I have a bad feeling in my stomach... sorry, something is going very wrong here :-)
Sorry I haven't dug into the thread details in any depth, but be aware that the integers used under ptime and time_duration are 'adapted' to allow for infinities and not-a-date-time values. That makes the comparisons more complex -- which maybe what you're seeing.
as seen from my second post, date and ptime have the same performance than sorting a plain int64. but time_duration is way slower. It's true there is this thing with not-a-date-time and infinite values. but for date and ptime it works really well whereas for time_duration it is not good.
Right ok. So the implementation ultimately is in date_time/time_duration.hpp. It looks like this:
bool operator<(const time_duration& rhs) const
{
return ticks_ < rhs.ticks_;
}
So I'm kinda surprised as well. I think @jeking3 is onto something looking at the assembly. If you change your function to pass by const& instead. And I agree with him I'd like to see what a duration time for std::chrono generates.
Not seeing that chrono can get down to integer either. Which is also a bit surprising.
https://godbolt.org/z/M2G73J
Nope -- forgot the -O flags. This is more realistic and chrono can get down to an instruction that way. Pretty sure what you're seeing is the infinities. These numbers look like the smallest and largest int values available -- which it goes onto compare.
cmp_duration(boost::date_time::subsecond_duration<boost::posix_time::time_duration, 1000l>, boost::date_time::subsecond_duration<boost::posix_time::time_duration, 1000l>): movabs rax, -9223372036854775808 movabs rsi, 9223372036854775806
https://godbolt.org/z/acxIa8
The only real question is why you're not getting that on ptime.
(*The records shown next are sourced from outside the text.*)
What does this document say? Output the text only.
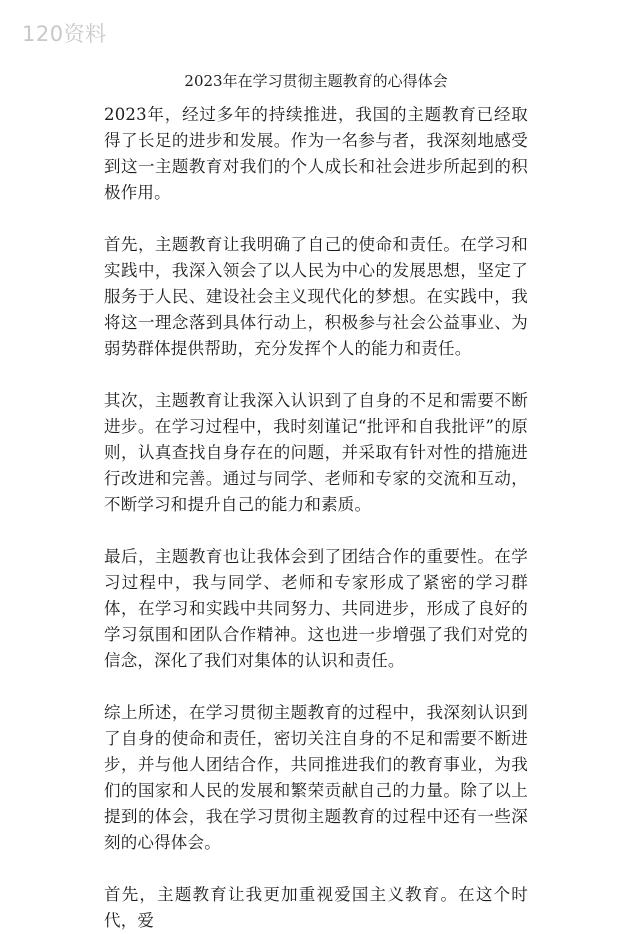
120资料
2023年在学习贯彻主题教育的心得体会

2023年，经过多年的持续推进，我国的主题教育已经取得了长足的进步和发展。作为一名参与者，我深刻地感受到这一主题教育对我们的个人成长和社会进步所起到的积极作用。

首先，主题教育让我明确了自己的使命和责任。在学习和实践中，我深入领会了以人民为中心的发展思想，坚定了服务于人民、建设社会主义现代化的梦想。在实践中，我将这一理念落到具体行动上，积极参与社会公益事业、为弱势群体提供帮助，充分发挥个人的能力和责任。

其次，主题教育让我深入认识到了自身的不足和需要不断进步。在学习过程中，我时刻谨记“批评和自我批评”的原则，认真查找自身存在的问题，并采取有针对性的措施进行改进和完善。通过与同学、老师和专家的交流和互动，不断学习和提升自己的能力和素质。

最后，主题教育也让我体会到了团结合作的重要性。在学习过程中，我与同学、老师和专家形成了紧密的学习群体，在学习和实践中共同努力、共同进步，形成了良好的学习氛围和团队合作精神。这也进一步增强了我们对党的信念，深化了我们对集体的认识和责任。

综上所述，在学习贯彻主题教育的过程中，我深刻认识到了自身的使命和责任，密切关注自身的不足和需要不断进步，并与他人团结合作，共同推进我们的教育事业，为我们的国家和人民的发展和繁荣贡献自己的力量。除了以上提到的体会，我在学习贯彻主题教育的过程中还有一些深刻的心得体会。

首先，主题教育让我更加重视爱国主义教育。在这个时代，爱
That might be a bug....
I wouldn't expect it to be as fast as integer comparisons due to the special type handling. There may also be cases where 64-bit values are insufficient, given internally the library uses nanoseconds in places.
I agree -- what I'm seeing in the assembly makes perfect sense given the special value handling -- and as mentioned I question the speed of ptime. Of course if you're a truly ambitious user you recreate the duration types with a non-adapted number value -- no real instructions on how to do that unfortunately.
I think the real answer here is to start moving towards supporting inter operation with std::chrono duration types as part of a broader strategy to support users in converting to std::chrono in c++20. Seems to me we can pretty trivially support things like:
ptime t(...); t+= std::milliseconds(10);
Maybe even time_duration could be explicitly constructable from chrono::duration<U, T> -- will have to think about it more.